Oui. Et c’est déjà le cas. Le Luxembourg se réveille à l’intérêt de voir les résidents étrangers participer à la chose politique. Les choses bougent, y compris parmi les étrangers : une partie commence à s’y intéresser et à participer. Mais cela reste une minorité, à peine une personne sur cinq.
Il est risqué de généraliser la problématique, avec plus de 150 nationalités au Luxembourg…
Évidemment. On le voit bien, il y a déjà une différence entre Européens et non-Européens, mais aussi entre les pays européens et entre les membres des communautés. Par exemple, on note que la population italienne est plus politisée que la population portugaise. Pourquoi? La réponse est complexe et je ne veux stigmatiser personne, mais au niveau tendanciel, peut-être que les Portugais se complaisent davantage dans des formes de vie associative interne à la communauté, tandis que les Italiens sont plus dans la participation politique, l’assimilation à travers les syndicats, etc.

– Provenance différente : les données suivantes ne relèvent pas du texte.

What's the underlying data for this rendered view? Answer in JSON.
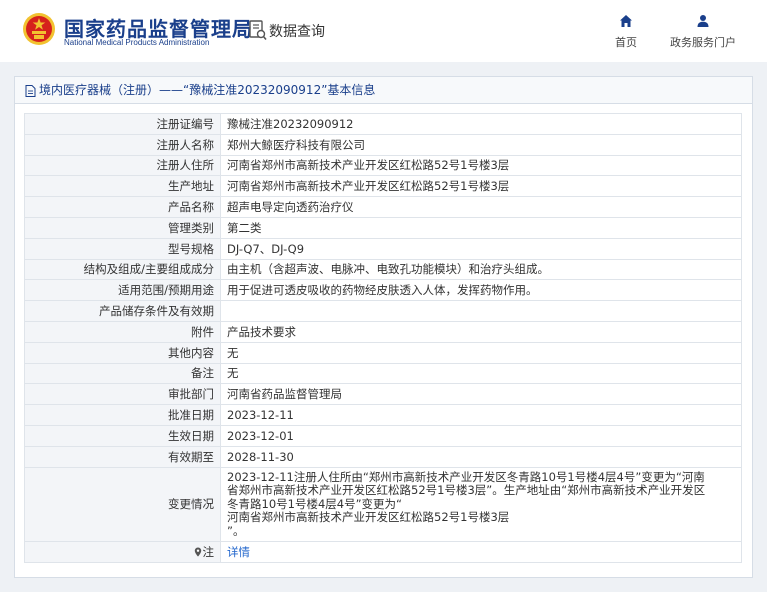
{
  "header": {
    "title": "国家药品监督管理局",
    "subtitle": "National Medical Products Administration",
    "query_label": "数据查询",
    "nav": [
      {
        "label": "首页",
        "icon": "home-icon"
      },
      {
        "label": "政务服务门户",
        "icon": "user-icon"
      }
    ]
  },
  "panel": {
    "heading": "境内医疗器械（注册）——“豫械注准20232090912”基本信息"
  },
  "rows": [
    {
      "label": "注册证编号",
      "value": "豫械注准20232090912"
    },
    {
      "label": "注册人名称",
      "value": "郑州大鲸医疗科技有限公司"
    },
    {
      "label": "注册人住所",
      "value": "河南省郑州市高新技术产业开发区红松路52号1号楼3层"
    },
    {
      "label": "生产地址",
      "value": "河南省郑州市高新技术产业开发区红松路52号1号楼3层"
    },
    {
      "label": "产品名称",
      "value": "超声电导定向透药治疗仪"
    },
    {
      "label": "管理类别",
      "value": "第二类"
    },
    {
      "label": "型号规格",
      "value": "DJ-Q7、DJ-Q9"
    },
    {
      "label": "结构及组成/主要组成成分",
      "value": "由主机（含超声波、电脉冲、电致孔功能模块）和治疗头组成。"
    },
    {
      "label": "适用范围/预期用途",
      "value": "用于促进可透皮吸收的药物经皮肤透入人体，发挥药物作用。"
    },
    {
      "label": "产品储存条件及有效期",
      "value": ""
    },
    {
      "label": "附件",
      "value": "产品技术要求"
    },
    {
      "label": "其他内容",
      "value": "无"
    },
    {
      "label": "备注",
      "value": "无"
    },
    {
      "label": "审批部门",
      "value": "河南省药品监督管理局"
    },
    {
      "label": "批准日期",
      "value": "2023-12-11"
    },
    {
      "label": "生效日期",
      "value": "2023-12-01"
    },
    {
      "label": "有效期至",
      "value": "2028-11-30"
    }
  ],
  "change": {
    "label": "变更情况",
    "lines": [
      "2023-12-11注册人住所由“郑州市高新技术产业开发区冬青路10号1号楼4层4号”变更为“河南",
      "省郑州市高新技术产业开发区红松路52号1号楼3层”。生产地址由“郑州市高新技术产业开发区",
      "冬青路10号1号楼4层4号”变更为“",
      "河南省郑州市高新技术产业开发区红松路52号1号楼3层",
      "”。"
    ]
  },
  "note": {
    "label": "注",
    "link": "详情"
  },
  "colors": {
    "brand": "#1a3f8b",
    "link": "#2266cc",
    "emblem_red": "#d6211c",
    "emblem_gold": "#f2c230"
  }
}
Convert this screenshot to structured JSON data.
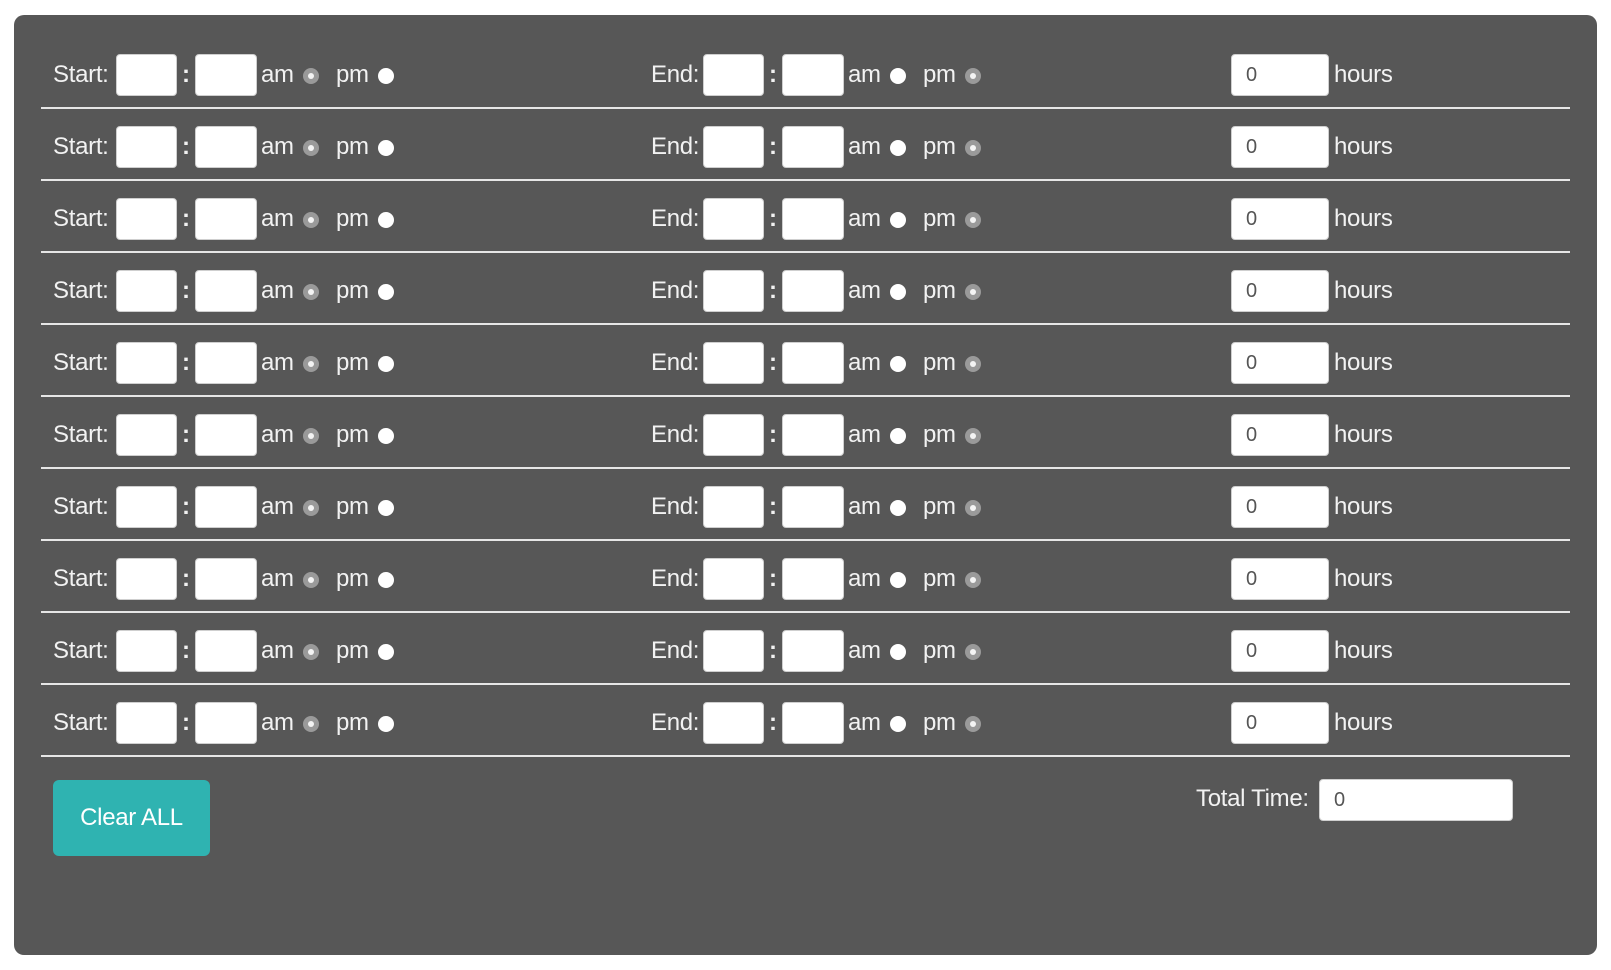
{
  "labels": {
    "start": "Start:",
    "end": "End:",
    "colon": ":",
    "am": "am",
    "pm": "pm",
    "hours": "hours"
  },
  "rows": [
    {
      "start_hour": "",
      "start_min": "",
      "start_period": "am",
      "end_hour": "",
      "end_min": "",
      "end_period": "pm",
      "hours": "0"
    },
    {
      "start_hour": "",
      "start_min": "",
      "start_period": "am",
      "end_hour": "",
      "end_min": "",
      "end_period": "pm",
      "hours": "0"
    },
    {
      "start_hour": "",
      "start_min": "",
      "start_period": "am",
      "end_hour": "",
      "end_min": "",
      "end_period": "pm",
      "hours": "0"
    },
    {
      "start_hour": "",
      "start_min": "",
      "start_period": "am",
      "end_hour": "",
      "end_min": "",
      "end_period": "pm",
      "hours": "0"
    },
    {
      "start_hour": "",
      "start_min": "",
      "start_period": "am",
      "end_hour": "",
      "end_min": "",
      "end_period": "pm",
      "hours": "0"
    },
    {
      "start_hour": "",
      "start_min": "",
      "start_period": "am",
      "end_hour": "",
      "end_min": "",
      "end_period": "pm",
      "hours": "0"
    },
    {
      "start_hour": "",
      "start_min": "",
      "start_period": "am",
      "end_hour": "",
      "end_min": "",
      "end_period": "pm",
      "hours": "0"
    },
    {
      "start_hour": "",
      "start_min": "",
      "start_period": "am",
      "end_hour": "",
      "end_min": "",
      "end_period": "pm",
      "hours": "0"
    },
    {
      "start_hour": "",
      "start_min": "",
      "start_period": "am",
      "end_hour": "",
      "end_min": "",
      "end_period": "pm",
      "hours": "0"
    },
    {
      "start_hour": "",
      "start_min": "",
      "start_period": "am",
      "end_hour": "",
      "end_min": "",
      "end_period": "pm",
      "hours": "0"
    }
  ],
  "footer": {
    "clear_label": "Clear ALL",
    "total_label": "Total Time:",
    "total_value": "0"
  },
  "colors": {
    "panel": "#575757",
    "accent": "#2fb3b1"
  }
}
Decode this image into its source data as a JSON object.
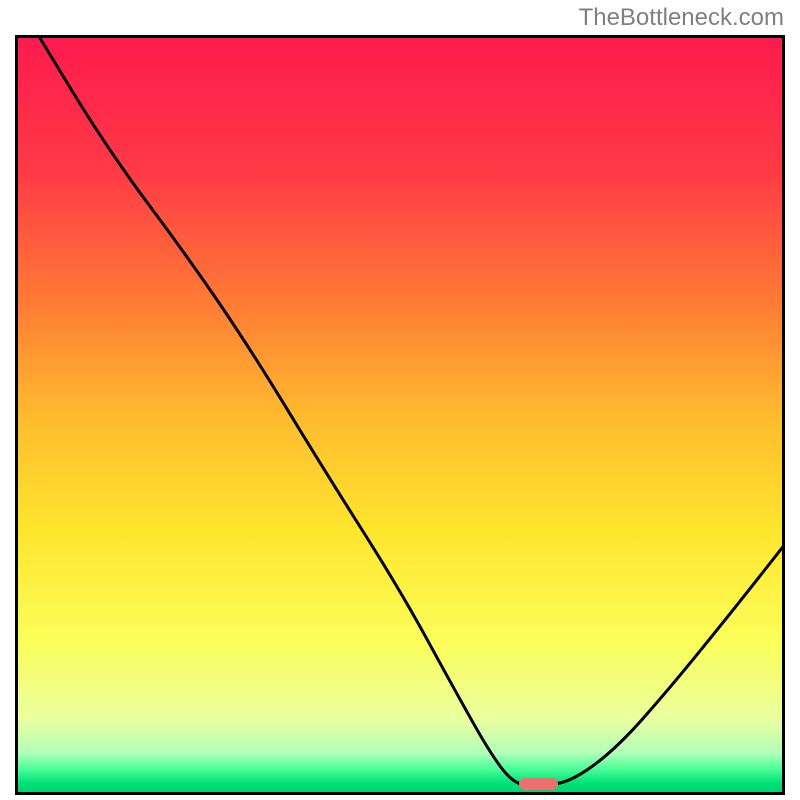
{
  "watermark": "TheBottleneck.com",
  "chart_data": {
    "type": "line",
    "title": "",
    "xlabel": "",
    "ylabel": "",
    "xlim": [
      0,
      100
    ],
    "ylim": [
      0,
      100
    ],
    "gradient_stops": [
      {
        "offset": 0.0,
        "color": "#ff1a4e"
      },
      {
        "offset": 0.18,
        "color": "#ff3a45"
      },
      {
        "offset": 0.35,
        "color": "#ff7a35"
      },
      {
        "offset": 0.5,
        "color": "#ffba2e"
      },
      {
        "offset": 0.65,
        "color": "#ffe52e"
      },
      {
        "offset": 0.8,
        "color": "#fbff5a"
      },
      {
        "offset": 0.9,
        "color": "#eaffa0"
      },
      {
        "offset": 0.945,
        "color": "#b0ffb8"
      },
      {
        "offset": 0.965,
        "color": "#4eff9a"
      },
      {
        "offset": 0.985,
        "color": "#00e074"
      },
      {
        "offset": 1.0,
        "color": "#00d06d"
      }
    ],
    "curve_points": [
      {
        "x": 3,
        "y": 100
      },
      {
        "x": 12,
        "y": 85
      },
      {
        "x": 23,
        "y": 70
      },
      {
        "x": 31,
        "y": 58
      },
      {
        "x": 40,
        "y": 43
      },
      {
        "x": 50,
        "y": 27
      },
      {
        "x": 57,
        "y": 14
      },
      {
        "x": 62,
        "y": 5
      },
      {
        "x": 65,
        "y": 1.3
      },
      {
        "x": 68,
        "y": 1.3
      },
      {
        "x": 72,
        "y": 1.6
      },
      {
        "x": 78,
        "y": 6
      },
      {
        "x": 85,
        "y": 14
      },
      {
        "x": 93,
        "y": 24
      },
      {
        "x": 100,
        "y": 33
      }
    ],
    "marker": {
      "x": 68,
      "y": 1.4,
      "width": 5,
      "height": 1.6,
      "color": "#ef6f71"
    }
  }
}
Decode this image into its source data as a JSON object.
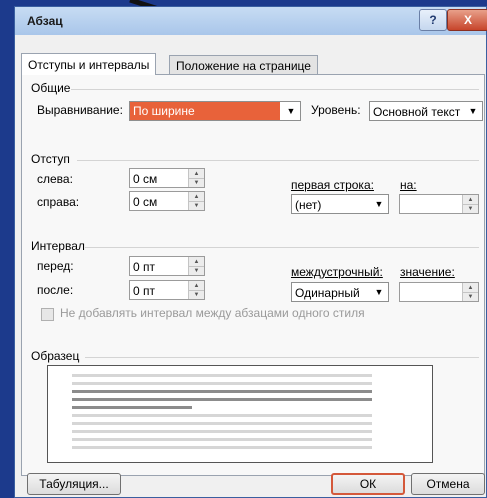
{
  "window": {
    "title": "Абзац",
    "help_label": "?",
    "close_label": "X"
  },
  "tabs": [
    {
      "label": "Отступы и интервалы",
      "mnemonic": "и",
      "active": true
    },
    {
      "label": "Положение на странице",
      "mnemonic": "ж",
      "active": false
    }
  ],
  "general": {
    "section_label": "Общие",
    "alignment_label": "Выравнивание:",
    "alignment_value": "По ширине",
    "level_label": "Уровень:",
    "level_value": "Основной текст"
  },
  "indent": {
    "section_label": "Отступ",
    "left_label": "слева:",
    "left_value": "0 см",
    "right_label": "справа:",
    "right_value": "0 см",
    "first_line_label": "первая строка:",
    "first_line_value": "(нет)",
    "by_label": "на:",
    "by_value": ""
  },
  "spacing": {
    "section_label": "Интервал",
    "before_label": "перед:",
    "before_value": "0 пт",
    "after_label": "после:",
    "after_value": "0 пт",
    "line_spacing_label": "междустрочный:",
    "line_spacing_value": "Одинарный",
    "at_label": "значение:",
    "at_value": "",
    "no_space_checkbox_label": "Не добавлять интервал между абзацами одного стиля",
    "no_space_checked": false
  },
  "preview": {
    "section_label": "Образец"
  },
  "buttons": {
    "tabs_label": "Табуляция...",
    "ok_label": "ОК",
    "cancel_label": "Отмена"
  },
  "colors": {
    "selection": "#e8623a",
    "ok_border": "#d4583a",
    "desktop": "#1c3a8c"
  }
}
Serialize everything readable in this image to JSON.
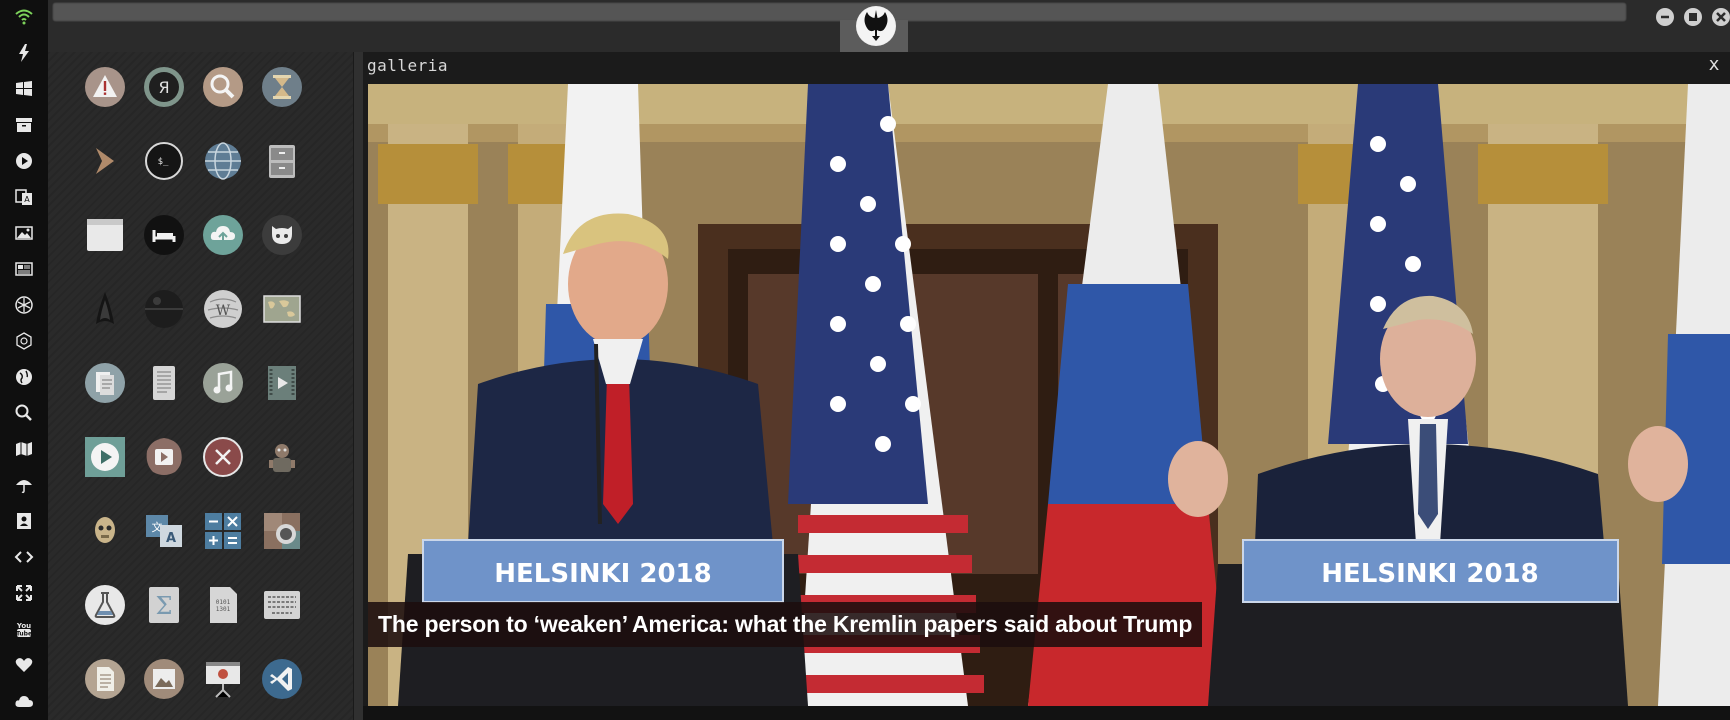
{
  "dock": {
    "items": [
      {
        "icon": "wifi-icon"
      },
      {
        "icon": "lightning-icon"
      },
      {
        "icon": "windows-icon"
      },
      {
        "icon": "archive-icon"
      },
      {
        "icon": "play-circle-icon"
      },
      {
        "icon": "translate-icon"
      },
      {
        "icon": "image-icon"
      },
      {
        "icon": "newspaper-icon"
      },
      {
        "icon": "rebel-alliance-icon"
      },
      {
        "icon": "empire-icon"
      },
      {
        "icon": "globe-icon"
      },
      {
        "icon": "search-icon"
      },
      {
        "icon": "map-icon"
      },
      {
        "icon": "umbrella-icon"
      },
      {
        "icon": "contacts-icon"
      },
      {
        "icon": "code-icon"
      },
      {
        "icon": "expand-icon"
      },
      {
        "icon": "youtube-icon"
      },
      {
        "icon": "heart-icon"
      },
      {
        "icon": "cloud-icon"
      }
    ]
  },
  "topbar": {
    "logo_icon": "rebel-alliance-icon",
    "window_buttons": [
      "minimize-icon",
      "maximize-icon",
      "close-icon"
    ]
  },
  "apps": {
    "grid": [
      [
        "warning-app-icon",
        "yandex-browser-icon",
        "search-app-icon",
        "hourglass-icon"
      ],
      [
        "forward-arrow-icon",
        "terminal-icon",
        "globe-app-icon",
        "file-cabinet-icon"
      ],
      [
        "window-app-icon",
        "bed-icon",
        "cloud-upload-icon",
        "github-icon"
      ],
      [
        "starfleet-icon",
        "death-star-icon",
        "wikipedia-icon",
        "world-map-icon"
      ],
      [
        "document-viewer-icon",
        "text-editor-icon",
        "music-icon",
        "video-icon"
      ],
      [
        "media-player-icon",
        "video-player-icon",
        "x-circle-icon",
        "robot-icon"
      ],
      [
        "c3po-icon",
        "translator-icon",
        "calculator-icon",
        "camera-icon"
      ],
      [
        "chemistry-icon",
        "sigma-icon",
        "binary-file-icon",
        "keyboard-icon"
      ],
      [
        "document-icon",
        "image-viewer-icon",
        "presentation-icon",
        "vscode-icon"
      ]
    ]
  },
  "gallery": {
    "title": "galleria",
    "close_label": "x",
    "photo": {
      "podium_left": "HELSINKI 2018",
      "podium_right": "HELSINKI 2018"
    },
    "caption": "The person to ‘weaken’ America: what the Kremlin papers said about Trump"
  }
}
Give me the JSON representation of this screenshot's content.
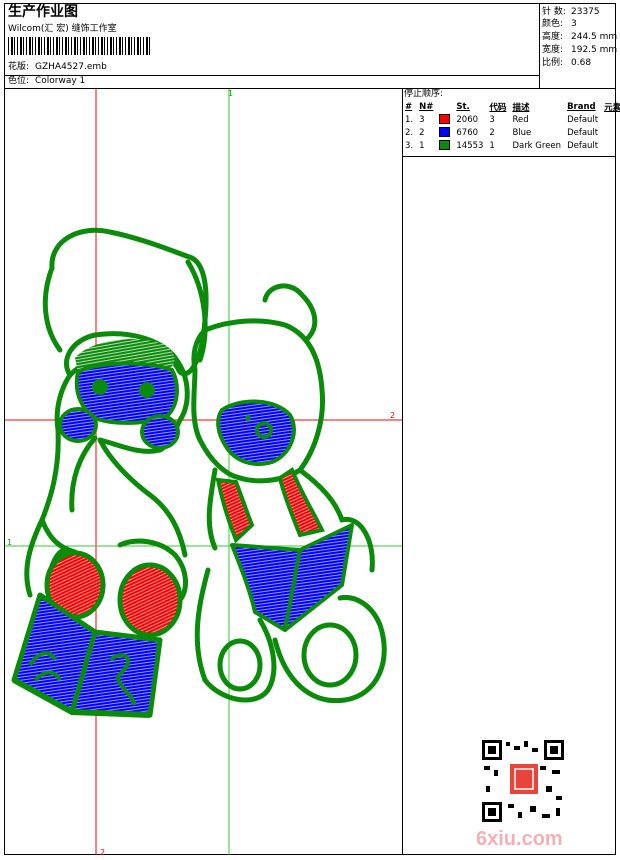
{
  "header": {
    "title": "生产作业图",
    "company": "Wilcom(汇 宏) 缝饰工作室",
    "design_label": "花版:",
    "design_value": "GZHA4527.emb",
    "colorway_label": "色位:",
    "colorway_value": "Colorway 1"
  },
  "stats": [
    {
      "label": "针 数:",
      "value": "23375"
    },
    {
      "label": "颜色:",
      "value": "3"
    },
    {
      "label": "高度:",
      "value": "244.5 mm"
    },
    {
      "label": "宽度:",
      "value": "192.5 mm"
    },
    {
      "label": "比例:",
      "value": "0.68"
    }
  ],
  "stop_sequence": {
    "title": "停止顺序:",
    "columns": [
      "#",
      "N#",
      "St.",
      "代码",
      "描述",
      "Brand",
      "元素"
    ],
    "rows": [
      {
        "num": "1.",
        "n": "3",
        "color": "#ff0000",
        "st": "2060",
        "code": "3",
        "desc": "Red",
        "brand": "Default"
      },
      {
        "num": "2.",
        "n": "2",
        "color": "#0000ff",
        "st": "6760",
        "code": "2",
        "desc": "Blue",
        "brand": "Default"
      },
      {
        "num": "3.",
        "n": "1",
        "color": "#0a8c0a",
        "st": "14553",
        "code": "1",
        "desc": "Dark Green",
        "brand": "Default"
      }
    ]
  },
  "guides": {
    "top": "1",
    "right": "2",
    "left": "1",
    "bottom": "2"
  },
  "colors": {
    "red": "#ff0000",
    "blue": "#0000ff",
    "green": "#0a8c0a",
    "guide_red": "#ff0000",
    "guide_green": "#33cc33"
  },
  "watermark": "6xiu.com"
}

Votre étude est clairement orientée et milite pour la participation politique des étrangers.
En effet. Notre travail a une orientation : créer plus d’intégration, de justice, d’égalité dans la société. On ne s’appelle pas pour rien Centre d’étude et de formation interculturelles et sociales! On veut vulgariser ce qui est complexe pour les acteurs du milieu social, leurs donner des outils. Car si la moitié de la population ne vote plus, on a un véritable problème…
Pensez-vous que l’on risque un bug démocratique?
Oui. Ce n’est pas juste par gentillesse qu’il faut accorder le droit de vote aux étrangers. Il en va de l’intérêt du fonctionnement de la machine collective! Il y a maintenant plus de 45 % de résidents étrangers au Luxembourg. Et regardez dans la capitale, c’est carrément plus de 70 % de résidents étrangers. Or si un jour, il n’y a plus qu’une minorité de résidents qui décident pour ce pays, les décisions ne seront plus pondérées et équilibrées, car une majorité sera hors-jeu… Ce n’est alors plus une démocratie, c’est Dubai! Pour un pays qui est au cœur de l’UE et qui essaie d’exporter ses valeurs, cette situation est inadmissible.
Certains voient dans le référendum un calcul politique visant à sonder et récupérer cet électorat étranger potentiel…
Les partis politiques ne sont évidemment pas en reste. Ils veulent être démocratiques, mais ils sont aussi prudents. Ils ne vont pas pousser au changement si cela peut les desservir aux élections suivantes. J’ai passé l’âge de croire au père Noël : les gens bougent par intérêt, comme le confirme notre étude. Il en va de même pour les partis politiques, c’est naturel.
Mais ce n’est pas si simple… Par exemple, imaginons que la plupart des étrangers d’origine portugaise votent social-démocrate. Ce parti aurait intérêt à être pour l’ouverture du droit de vote, vu le poids de la communauté portugaise. Mais en même temps, peut-être qu’ils perdraient des votes, avec des électeurs qui glisseraient à droite, vers des groupes plus identitaires… Ils doivent donc calculer si gagner 3 % avec les étrangers ne leur fera pas perdre 5 % avec le départ d’électeurs…
Donc, l’ensemble des partis a raison d’avancer de manière prudente. Je trouve que cela les honore. Notre système politique est lent, il s’adapte, il est plus réformateur que révolutionnaire. Et peut-être que de fonctionner par à-coups, de tester des choses, c’est plus sain que la précipitation.